Gateau Breton (Brittany Butter Cake) - or is it Boterkoek (Dutch Butter Cake)?

May be I was wrong. May be this Gateau Breton really does taste like the Dutch Boterkoek. I guess my hope of finding out the answer relies on the Dutch readers.

On a side note, this is a very good recipe to use up all your egg yolks leftover from making the French Macarons.

Gateau Breton (Brittany Butter Cake)
Gateau Breton (Brittany Butter Cake)

Nigella Lawson, "I came across the recipe for Brittany butter cake in the wonderful Anne Willan's Real Food, and as she says, it's really a cross between shortbread and pound cake. Rather like the crostata on page 105 (Nigella Lawson's HTBADG Cookbook), it's hard to decided whether it's cake or pastry. I love a stubby slice of this any time, but it does make a perfect, chic ending to a dinner party, too, either with ice cream or fruit, or if you've already had cheese, just with the coffee that follows.

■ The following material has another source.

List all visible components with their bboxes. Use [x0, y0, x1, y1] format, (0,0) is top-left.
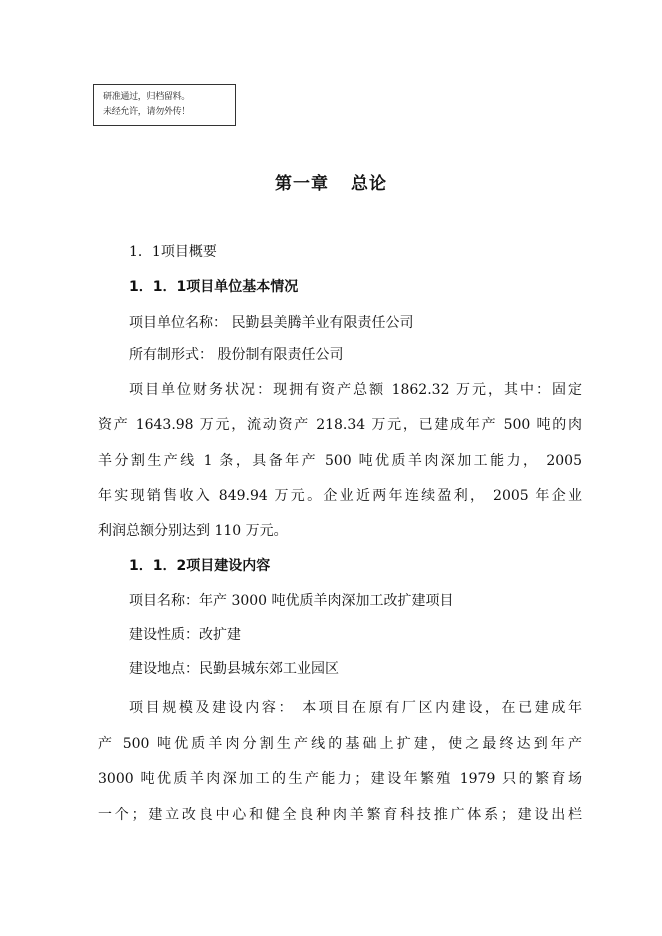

Anne Willan suggests a kneading motion to bring this very sticky dough into shape; I use the dough hook on my free-standing mixer.

Use the best butter that you can find, for this is the plain cake at its simple best, and the taste of each of these few ingredients is crucial."

Gateau Breton (Brittany Butter Cake) Recipe (Serves 8-10)

(Adapted from Nigella Lawson's How To Be A Domestic Goddess)


Ingredients

  • 225 g plan flour, preferably Italian 00
  • 250 g caster sugar
  • 250 g unsalted butter, cut into cubes
  • 6 large egg yolks
  • 25-cm Springform tin, buttered well

For the glaze:

  • 1 tsp of egg yolk, from your 6
  • 1 tbsp of water

Method

  1. Preheat the oven to 190C. Mix the glaze, and put aside while you get on with your gateau.
  2. Put the flour into a bowl (I never bother to sieve 00 flour because it's so finely milled, but if you're using regular plain flour then do so), stir in the sugar and add the butter and egg yolks.
  3. With the dough-hook attachment of a mixer, slowly whirr till you've got a smooth, golden dough. (If you're making this by hand, make a mound of the flour on a worktop, then make a well in it and add the sugar, butter and eggs and knead to mix.) Scoop this dough into the tin, and smooth the top with a floured hand: expect it to be very sticky; indeed, it should be.
  4. Brush the gateau with the glaze, and mark a lattice design on top with the prongs of a fork. For a reason I am not technically proficient enough to explain, sometimes the tine marks leave a firm, striated imprint (a bit like the scrapy lines that drive Gergory Peck mad in Spellbound); at others, as with the cake in the picture in the HTBTDG book, they barely show once the cake's cooked. Bake for 15 minutes, then turn the oven down to 180C and give it another 25 minutes or so until it's golden on top and firm to the touch.
  5. Let it cool completely in the tin before unmoulding it. It'll keep well if you've got a reliably airtight tin. When you come to eat it, either cut it in traditional - though slightly narrower - cake-like wedges or, as I prefer if I'm eating it at the end of dinner, criss-cross, making irregularly sized diamonds.